The US$400 million fund, dedicated to development around Intel's 64-bit Itanium chip, probably will name the first recipient in the telco/wireless market about three or four weeks from now, said Intel 64 Fund director John Couleur, speaking at a press event on Wednesday in New York City.

Even sooner than that, Intel is likely to announce a couple of recipients specializing in "ASP infrastructure," an area Couleur sees as belonging under the general rubric of "Internet infrastructure," the fund's original main target.

Initially set up last year as Intel's first external investor VC fund, Intel 64 involves two types of partners. OEM partners Hewlett-Packard, Compaq Computer, Dell, SGI and NEC provide technology support.

Beyond that, 14 early bird enterprise allies offer up test sites and sales opportunities. Morgan Stanley Dean Witter helps administer both the OEMs' operating fund and the corporate Early Adopter Fund.

But there's also the financial investment aspect. To date, Intel 64 has divvied up a little more than US$150 million in funding across 40 recipient companies. Most of the first crop are Internet infrastructure providers, although some fall into related categories like e-commerce and manufacturing/financial verticals.

The initial 40 recipients range from intellectual property specialist Authentica to Demantra Management, a maker of demand management systems. Others include Xuma, WebPlan, Oasis Technology, Black Pearl Computing, Iona Technologies, Lutris Technologies, Extricity, Selectica, SteelEye Technology, Monterey Design Systems, TimesTen Performance Software and MOAI.

At this point, though, Intel is "finding fewer places where we can add strategic value in terms of Internet infrastructure," according to Couleur. "We're keeping a dynamic view," he added.

Within the ASP infrastructure category, likely funding recipients include security specialists, Couleur said.

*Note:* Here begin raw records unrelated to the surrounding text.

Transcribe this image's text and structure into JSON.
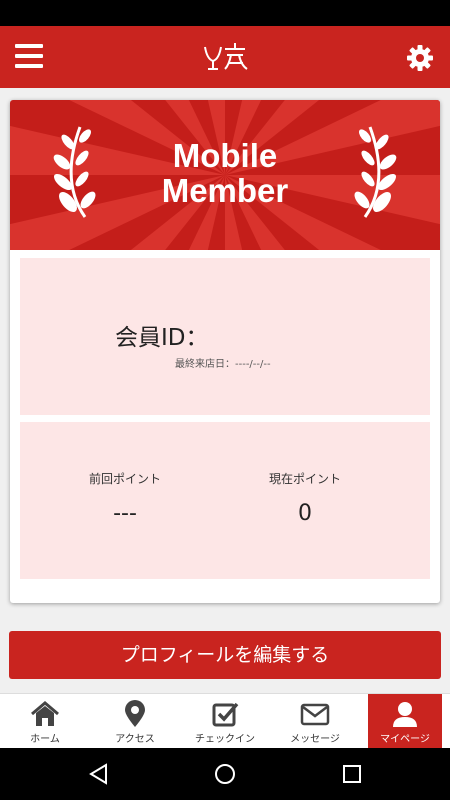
{
  "app": {
    "logo_label": "logo",
    "menu_icon": "hamburger-menu-icon",
    "settings_icon": "gear-icon"
  },
  "banner": {
    "title_line1": "Mobile",
    "title_line2": "Member"
  },
  "member": {
    "id_label": "会員ID：",
    "last_visit": "最終来店日：----/--/--"
  },
  "points": {
    "previous_label": "前回ポイント",
    "previous_value": "---",
    "current_label": "現在ポイント",
    "current_value": "0"
  },
  "edit_profile_label": "プロフィールを編集する",
  "tabs": [
    {
      "label": "ホーム",
      "icon": "home-icon",
      "active": false
    },
    {
      "label": "アクセス",
      "icon": "map-pin-icon",
      "active": false
    },
    {
      "label": "チェックイン",
      "icon": "checkbox-icon",
      "active": false
    },
    {
      "label": "メッセージ",
      "icon": "envelope-icon",
      "active": false
    },
    {
      "label": "マイページ",
      "icon": "user-icon",
      "active": true
    }
  ],
  "colors": {
    "accent": "#c9241f",
    "panel": "#fde6e6",
    "banner": "#c41e1a"
  }
}
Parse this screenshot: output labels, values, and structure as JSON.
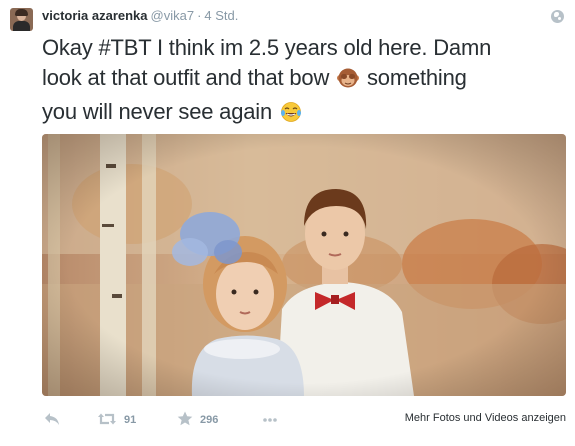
{
  "tweet": {
    "author_name": "victoria azarenka",
    "handle": "@vika7",
    "separator": "·",
    "time": "4 Std.",
    "text_line1": "Okay #TBT I think im 2.5 years old here. Damn",
    "text_line2_a": "look at that outfit and that bow",
    "text_line2_b": "something",
    "text_line3": "you will never see again",
    "emoji_1": "see-no-evil-monkey",
    "emoji_2": "face-with-tears-of-joy"
  },
  "actions": {
    "retweet_count": "91",
    "favorite_count": "296",
    "media_link": "Mehr Fotos und Videos anzeigen"
  },
  "icons": {
    "reply": "reply-icon",
    "retweet": "retweet-icon",
    "favorite": "star-icon",
    "more": "more-icon",
    "globe": "globe-icon"
  },
  "colors": {
    "text": "#292f33",
    "muted": "#8899a6",
    "icon": "#b7c1c8"
  }
}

In the telco/wireless space, Intel 64 is mulling markets that include location services, personalization, unified access and back-end databases. "But we're still looking for hot spots," he said.

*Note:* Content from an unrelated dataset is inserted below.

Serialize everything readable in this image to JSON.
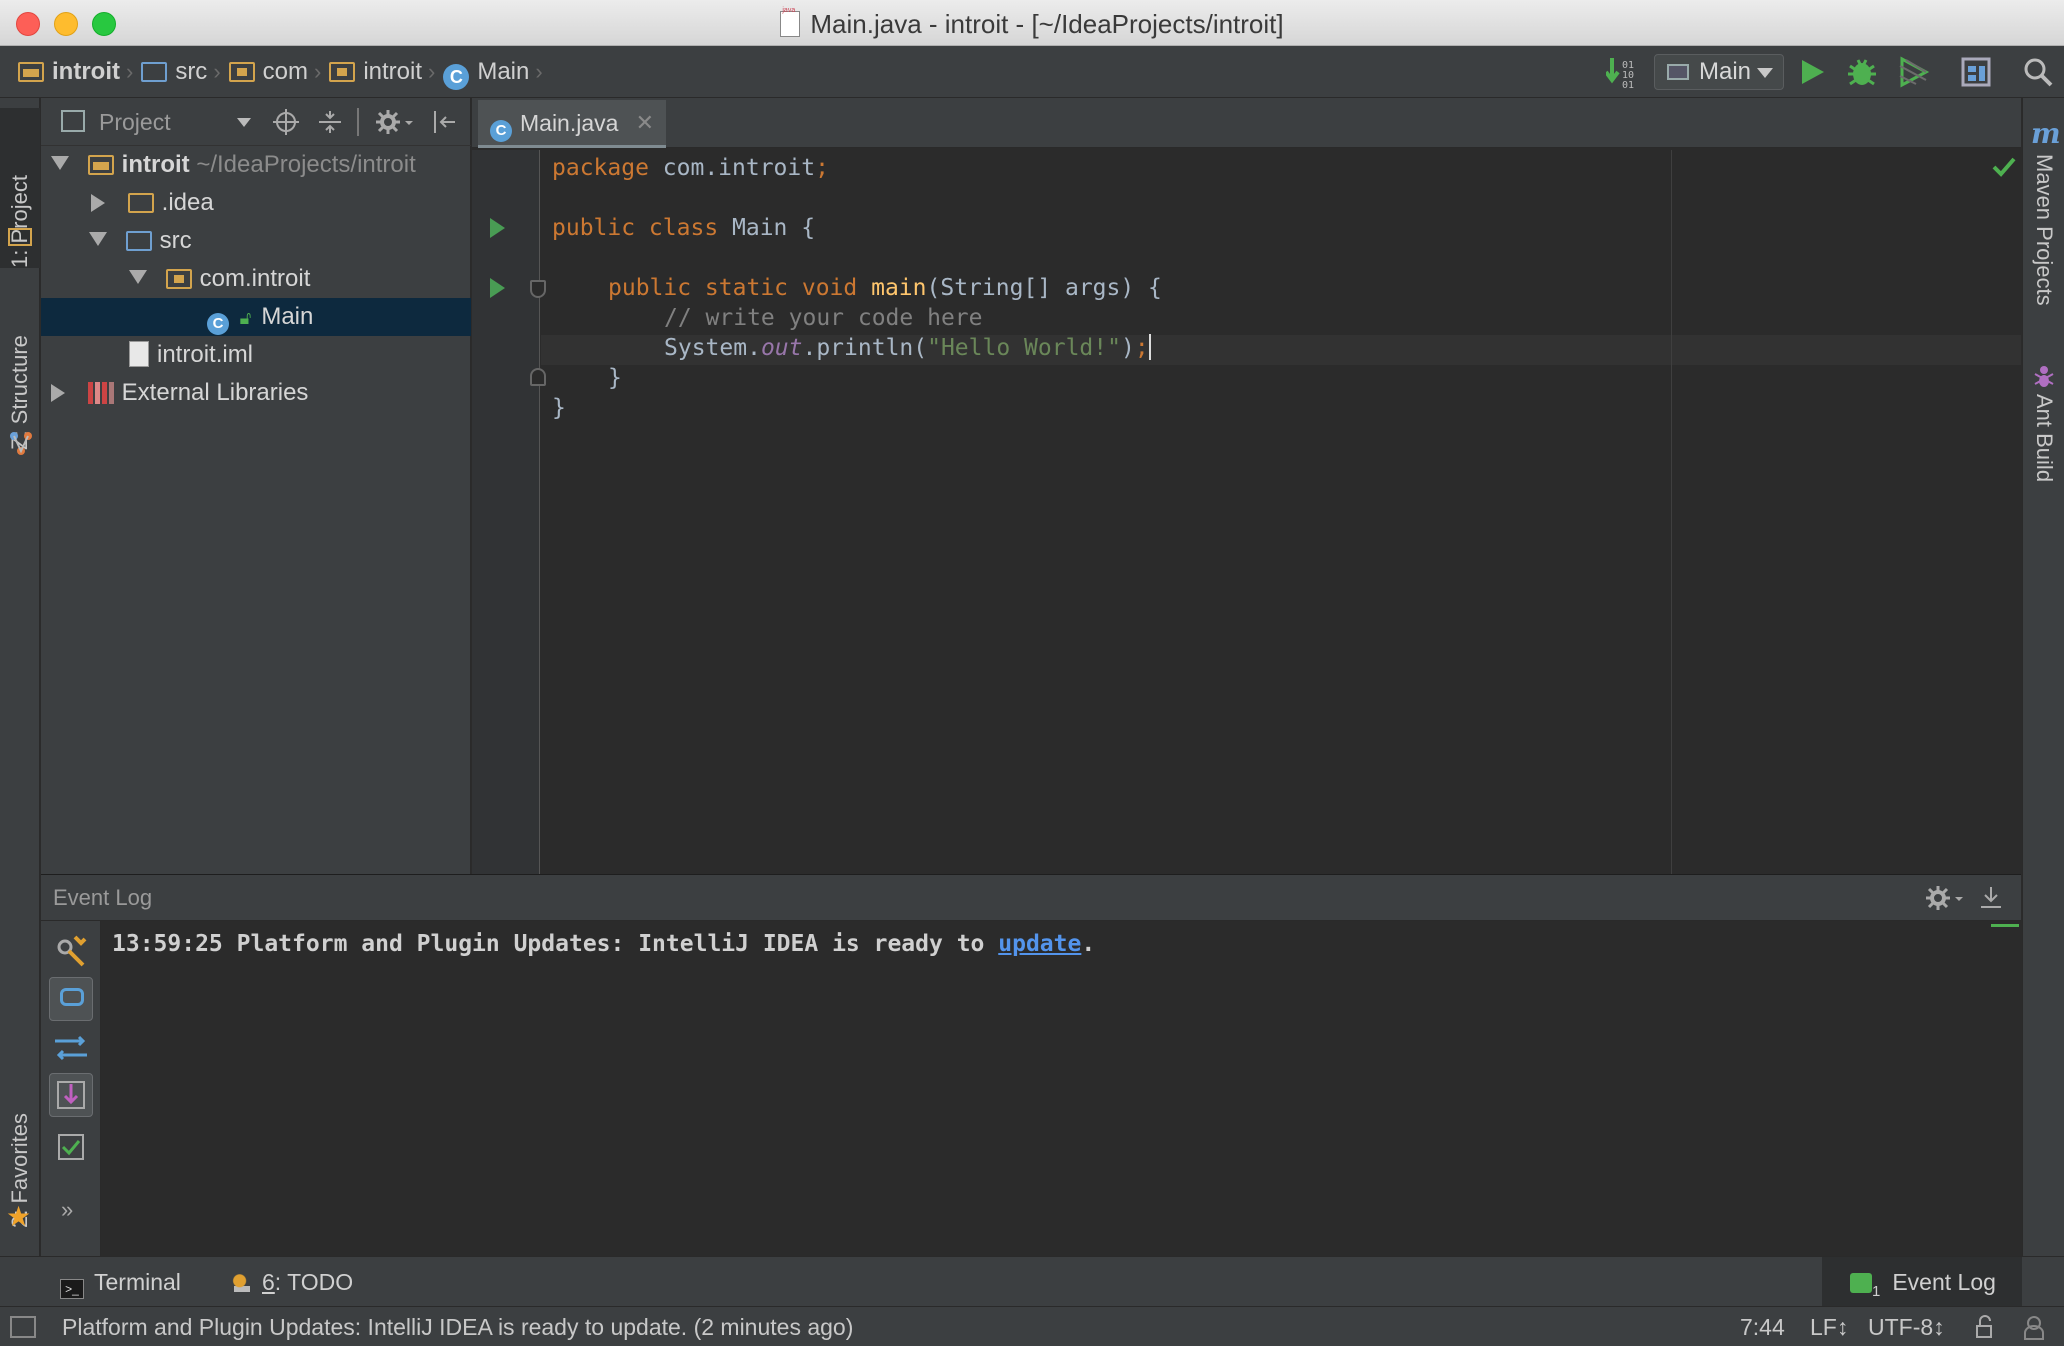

Interest is also keen at Intel 64 in biomedical firms specializing in genetic or protein analysis, for example, along with Internet verticals beyond the previously targeted manufacturing and financial arenas.

The Intel 64 recipients already named claim to be getting sales leads and partnership chances, in addition to the cash. Internet infrastructure provider Xuma, for instance, is currently considering setting up alliances with a couple of other Intel 64 recipients, said Xuma executive Jeffrey Yoshimura, also at the press event.

Exposure to Intel 64 corporate partners like Ford and General Electric doesn't hurt a whit, either, according to Yoshimura.

For its part, Intel has already garnered about 500 software applications for Itanium, many of them created by Intel 64 beneficiaries. The applications are currently being ported over from Windows and Unix, with end-user pilots also under way this quarter.

But Itanium won't be the only high-end processing system on Earth. Xuma, for instance, has now established an Itanium practice. "Itanium, though, is only one of several good platforms we're working with," Yoshimura maintained.